Look for point in the right direction

[bbbngowc]

Hi,

On our Windows 2003 Domain there seems to be a group policy or something that is disabling remote desktop connections to the servers. The option is disabled in the "Remote" tab of Computer Properties and so I have to go to the registry, manually changed the deny setting and then users can connect. But once the server updates it's locked out again.

I went through all of the GPs on the Domain and I can't find anything related to Remote Desktop or Terminal Services.

How can I find what is causing this to happen?

[cluberti]

Log into a server where the setting is disabled, and run rsop.msc to see what policies are being applied, and from where.
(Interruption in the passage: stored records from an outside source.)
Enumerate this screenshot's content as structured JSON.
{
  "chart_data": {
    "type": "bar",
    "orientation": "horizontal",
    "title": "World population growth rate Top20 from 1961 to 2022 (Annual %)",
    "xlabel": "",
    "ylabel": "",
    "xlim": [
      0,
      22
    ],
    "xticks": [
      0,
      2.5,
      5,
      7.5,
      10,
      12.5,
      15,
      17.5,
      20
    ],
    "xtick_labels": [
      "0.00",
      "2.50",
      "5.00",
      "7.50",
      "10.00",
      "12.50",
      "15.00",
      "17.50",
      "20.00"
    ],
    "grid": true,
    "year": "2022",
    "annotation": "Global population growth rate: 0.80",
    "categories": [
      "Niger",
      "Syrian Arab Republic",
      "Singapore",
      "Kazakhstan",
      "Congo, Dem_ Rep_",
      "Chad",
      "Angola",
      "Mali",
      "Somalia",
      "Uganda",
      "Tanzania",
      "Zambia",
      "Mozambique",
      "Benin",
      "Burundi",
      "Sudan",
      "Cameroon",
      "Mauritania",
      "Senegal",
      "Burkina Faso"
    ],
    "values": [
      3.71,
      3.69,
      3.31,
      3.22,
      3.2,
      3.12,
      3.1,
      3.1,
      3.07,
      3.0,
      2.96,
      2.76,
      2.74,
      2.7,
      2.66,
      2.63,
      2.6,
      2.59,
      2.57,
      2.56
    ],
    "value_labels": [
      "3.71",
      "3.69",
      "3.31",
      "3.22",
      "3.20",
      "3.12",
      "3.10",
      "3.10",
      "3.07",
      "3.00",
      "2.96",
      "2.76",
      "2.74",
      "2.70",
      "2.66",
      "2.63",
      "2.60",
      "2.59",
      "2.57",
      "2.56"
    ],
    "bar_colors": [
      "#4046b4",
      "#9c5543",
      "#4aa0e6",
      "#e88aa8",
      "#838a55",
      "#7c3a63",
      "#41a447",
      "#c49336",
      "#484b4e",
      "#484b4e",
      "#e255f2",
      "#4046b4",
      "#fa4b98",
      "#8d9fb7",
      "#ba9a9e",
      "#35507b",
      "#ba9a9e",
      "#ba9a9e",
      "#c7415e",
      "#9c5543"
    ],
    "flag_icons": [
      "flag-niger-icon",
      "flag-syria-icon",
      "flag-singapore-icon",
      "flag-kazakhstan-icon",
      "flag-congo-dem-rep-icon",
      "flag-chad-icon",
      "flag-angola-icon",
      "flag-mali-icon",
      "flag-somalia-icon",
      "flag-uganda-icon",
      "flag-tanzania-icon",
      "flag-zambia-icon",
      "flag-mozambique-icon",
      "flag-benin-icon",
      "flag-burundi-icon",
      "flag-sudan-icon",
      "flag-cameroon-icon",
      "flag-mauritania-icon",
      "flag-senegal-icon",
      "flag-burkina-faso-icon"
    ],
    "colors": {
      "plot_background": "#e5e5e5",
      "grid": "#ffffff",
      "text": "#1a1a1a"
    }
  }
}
If it's not a group policy, you'll probably have to use process monitor with a filter to watch that specific reg key to see who or what is overwriting it with the "bad" value (you can set it read only and remove everyone but your account's permission to the key holding the value as well, so that procmon catches an access denied rather than an overwrite - you catch the culprit, and the value doesn't get overwritten.

[PC_LOAD_LETTER]

I set the following in a GPo so youll wanna check these in rsop.msc

Computer Configuration->Windows Settings->Security Settings->System Services

Terminal Services (Startup Mode: Automatic)

Computer Configuration->Windows Settings->Security Settings->Restricted Groups

Group = USER/GROUP_YOU_WANT_TO_GRANT_ACCESS_REMOTELY

Member of=BUILTIN\Remote Desktop Users

Computer Configuration->Administrative Templates->Windows Components/Terminal Services

Allow users to connect remotely using Terminal Services->Enabled

[bbbngowc]

The problem is the "Local Group Policy" keeps setting the option to disabled. I went to gpedit.msc and changed the option back to "Not Configured" or "Enabled" however, in a matter of hours, this option is set to disabled again.

How can I find the Local Group Policy that's causing this?

[cluberti]

The problem is the "Local Group Policy" keeps setting the option to disabled. I went to gpedit.msc and changed the option back to "Not Configured" or "Enabled" however, in a matter of hours, this option is set to disabled again.

How can I find the Local Group Policy that's causing this?

Assuming after the setting is reset, your local group policy is still set to 'Enabled', run rsop.msc to see what policy is setting it. If the local policy isn't (or wasn't the only policy setting it), you should be able to use rsop.msc (as I mentioned previously) to find it. Otherwise, you can try to run gpresult /z to try and find the culprit once the setting is disabled again.